Efforts in Wildfire Management
After the fires of 1998 destroyed nearly 500-thousand acres in Florida, the prescribed burn law was strengthened. Burn manager certification programs educated land managers on the weather and landscape conditions in order to provide controlled burns to keep the forests from building up with flammable growth like grasses and brush. The result from prescribed burns keeps the undergrowth limited which prevents fires from becoming uncontrollable, keeping people and their property safe.
The Florida Wildlife Commission has reported these burns also help wildlife management, stating that many species’ very existence depends on the natural habitat’s ability to produce enough of the right food. The fires promote new growth full of nutrition like flowers, fruits and seeds.

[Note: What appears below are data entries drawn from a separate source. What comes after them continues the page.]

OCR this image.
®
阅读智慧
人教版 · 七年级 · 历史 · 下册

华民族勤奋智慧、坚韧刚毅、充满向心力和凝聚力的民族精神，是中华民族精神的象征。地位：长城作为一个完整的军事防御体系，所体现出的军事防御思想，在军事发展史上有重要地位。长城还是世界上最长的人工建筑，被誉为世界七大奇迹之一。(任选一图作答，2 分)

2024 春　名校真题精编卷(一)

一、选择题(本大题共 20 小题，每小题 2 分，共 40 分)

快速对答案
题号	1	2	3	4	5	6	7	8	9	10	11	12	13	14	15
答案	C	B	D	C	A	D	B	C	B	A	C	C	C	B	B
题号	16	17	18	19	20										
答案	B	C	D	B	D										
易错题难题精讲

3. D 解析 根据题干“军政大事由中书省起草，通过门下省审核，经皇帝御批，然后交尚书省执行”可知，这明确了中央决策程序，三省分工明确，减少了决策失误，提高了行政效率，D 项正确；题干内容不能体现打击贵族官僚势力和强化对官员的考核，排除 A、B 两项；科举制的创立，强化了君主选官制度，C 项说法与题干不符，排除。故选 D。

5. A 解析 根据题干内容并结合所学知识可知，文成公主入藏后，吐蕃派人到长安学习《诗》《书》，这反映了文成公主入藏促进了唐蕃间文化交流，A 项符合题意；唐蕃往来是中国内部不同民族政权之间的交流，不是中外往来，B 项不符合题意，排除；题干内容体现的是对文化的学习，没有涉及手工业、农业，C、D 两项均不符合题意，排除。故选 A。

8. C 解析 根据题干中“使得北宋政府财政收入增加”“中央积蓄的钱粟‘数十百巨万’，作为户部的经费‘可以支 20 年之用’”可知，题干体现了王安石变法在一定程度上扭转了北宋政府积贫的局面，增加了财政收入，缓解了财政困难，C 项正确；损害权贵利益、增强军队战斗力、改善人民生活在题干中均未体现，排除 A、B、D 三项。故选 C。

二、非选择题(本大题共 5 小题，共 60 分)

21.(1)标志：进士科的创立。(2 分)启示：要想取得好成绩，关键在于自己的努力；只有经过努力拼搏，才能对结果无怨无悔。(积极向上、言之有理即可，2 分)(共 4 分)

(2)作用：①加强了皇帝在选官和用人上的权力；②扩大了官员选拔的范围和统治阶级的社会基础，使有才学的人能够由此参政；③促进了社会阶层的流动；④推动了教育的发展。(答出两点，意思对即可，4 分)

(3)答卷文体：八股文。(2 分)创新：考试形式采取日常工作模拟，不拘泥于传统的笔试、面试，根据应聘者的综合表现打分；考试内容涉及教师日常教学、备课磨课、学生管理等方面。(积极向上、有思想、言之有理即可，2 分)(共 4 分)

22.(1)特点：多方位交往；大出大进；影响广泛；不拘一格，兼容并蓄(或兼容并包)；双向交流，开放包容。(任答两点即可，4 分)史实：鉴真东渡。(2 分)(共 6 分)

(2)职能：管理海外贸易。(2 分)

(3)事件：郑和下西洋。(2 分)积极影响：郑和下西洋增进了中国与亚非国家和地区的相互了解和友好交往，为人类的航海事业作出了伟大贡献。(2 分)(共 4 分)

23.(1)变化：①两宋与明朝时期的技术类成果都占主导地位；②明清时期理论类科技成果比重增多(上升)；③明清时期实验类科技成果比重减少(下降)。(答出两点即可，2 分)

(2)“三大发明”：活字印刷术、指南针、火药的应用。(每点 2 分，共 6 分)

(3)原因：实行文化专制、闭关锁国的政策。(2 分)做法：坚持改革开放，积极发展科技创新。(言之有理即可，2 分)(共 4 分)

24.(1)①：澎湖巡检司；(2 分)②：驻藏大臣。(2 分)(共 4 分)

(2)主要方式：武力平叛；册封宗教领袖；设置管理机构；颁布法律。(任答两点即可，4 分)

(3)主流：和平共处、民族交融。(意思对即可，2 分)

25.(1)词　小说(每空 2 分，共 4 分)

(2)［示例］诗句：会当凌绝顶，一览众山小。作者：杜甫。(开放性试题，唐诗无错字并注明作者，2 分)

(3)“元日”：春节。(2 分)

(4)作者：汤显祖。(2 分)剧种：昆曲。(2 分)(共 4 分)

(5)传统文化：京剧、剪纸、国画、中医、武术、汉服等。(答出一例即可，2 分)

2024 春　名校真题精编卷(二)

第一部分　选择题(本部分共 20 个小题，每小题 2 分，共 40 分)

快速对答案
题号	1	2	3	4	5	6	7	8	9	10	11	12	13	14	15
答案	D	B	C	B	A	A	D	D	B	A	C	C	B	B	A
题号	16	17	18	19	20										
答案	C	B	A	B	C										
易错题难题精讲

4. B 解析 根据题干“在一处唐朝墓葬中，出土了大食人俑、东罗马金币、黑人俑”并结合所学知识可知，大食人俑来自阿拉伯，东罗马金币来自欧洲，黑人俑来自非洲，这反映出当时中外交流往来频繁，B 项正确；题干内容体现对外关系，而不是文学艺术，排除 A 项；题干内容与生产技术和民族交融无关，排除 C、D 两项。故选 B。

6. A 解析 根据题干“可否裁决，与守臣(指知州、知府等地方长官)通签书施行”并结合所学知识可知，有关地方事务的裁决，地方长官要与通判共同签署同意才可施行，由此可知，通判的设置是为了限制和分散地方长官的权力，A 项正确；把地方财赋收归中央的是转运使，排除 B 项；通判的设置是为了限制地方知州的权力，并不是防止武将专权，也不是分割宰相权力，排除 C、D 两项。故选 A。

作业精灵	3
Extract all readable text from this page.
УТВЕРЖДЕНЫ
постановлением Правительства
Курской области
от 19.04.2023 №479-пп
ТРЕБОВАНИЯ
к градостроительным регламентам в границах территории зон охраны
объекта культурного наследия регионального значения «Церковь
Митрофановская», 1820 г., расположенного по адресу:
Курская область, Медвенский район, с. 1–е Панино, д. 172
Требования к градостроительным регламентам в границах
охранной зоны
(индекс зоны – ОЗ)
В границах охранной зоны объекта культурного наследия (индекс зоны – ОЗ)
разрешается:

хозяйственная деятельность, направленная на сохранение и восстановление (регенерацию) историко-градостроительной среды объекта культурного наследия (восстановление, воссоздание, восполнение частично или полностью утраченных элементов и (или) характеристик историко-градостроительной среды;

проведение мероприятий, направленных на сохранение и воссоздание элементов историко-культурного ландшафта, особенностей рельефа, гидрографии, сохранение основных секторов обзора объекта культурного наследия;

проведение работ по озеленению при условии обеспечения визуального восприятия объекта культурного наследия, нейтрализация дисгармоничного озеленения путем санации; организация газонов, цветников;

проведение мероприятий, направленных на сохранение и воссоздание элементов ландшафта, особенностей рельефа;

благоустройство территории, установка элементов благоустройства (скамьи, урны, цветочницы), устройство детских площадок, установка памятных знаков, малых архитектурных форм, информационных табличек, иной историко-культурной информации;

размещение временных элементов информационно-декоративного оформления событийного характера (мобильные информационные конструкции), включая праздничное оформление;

Western states haven’t been so lucky as the South. Prescribed or controlled burns aren’t as popular and are often suspended due to large fires burning and the record-dry conditions in addition to other weather elements, which makes a safe burn unsafe.
There have been other efforts made to preserve the land and protect the people. CAL FIRE has removed dead trees, cleared vegetation and created fuel breaks to prevent further spread of massive wildfires, in addition to experimenting with more manpower.
A staggering 90% of wildfires are caused by humans, according to information provided by the USDA.
This statistic prompted a big community response for those who live in fire-prone areas. Increased community engagement has led to adaptation and risk reduction. Best practices include designing a wildfire-resistant home which reduces the contact between the flame and the structure. For example, fire-smart landscaping uses fire-resistant plants placed strategically away from the home to prevent the spread of fire to the building. Hardscaping like pavers or gravel are used closest to the home to create a barrier that’s fuel-free, keeping fires at bay.
People that live in fire-prone areas are also advised to stay educated on fire safety and know evacuation routes in the event they have to flee their homes. Also, knowing fire safety while camping or other recreational activities is key to preventing additional fires to those that occur naturally, like from lightning, etc.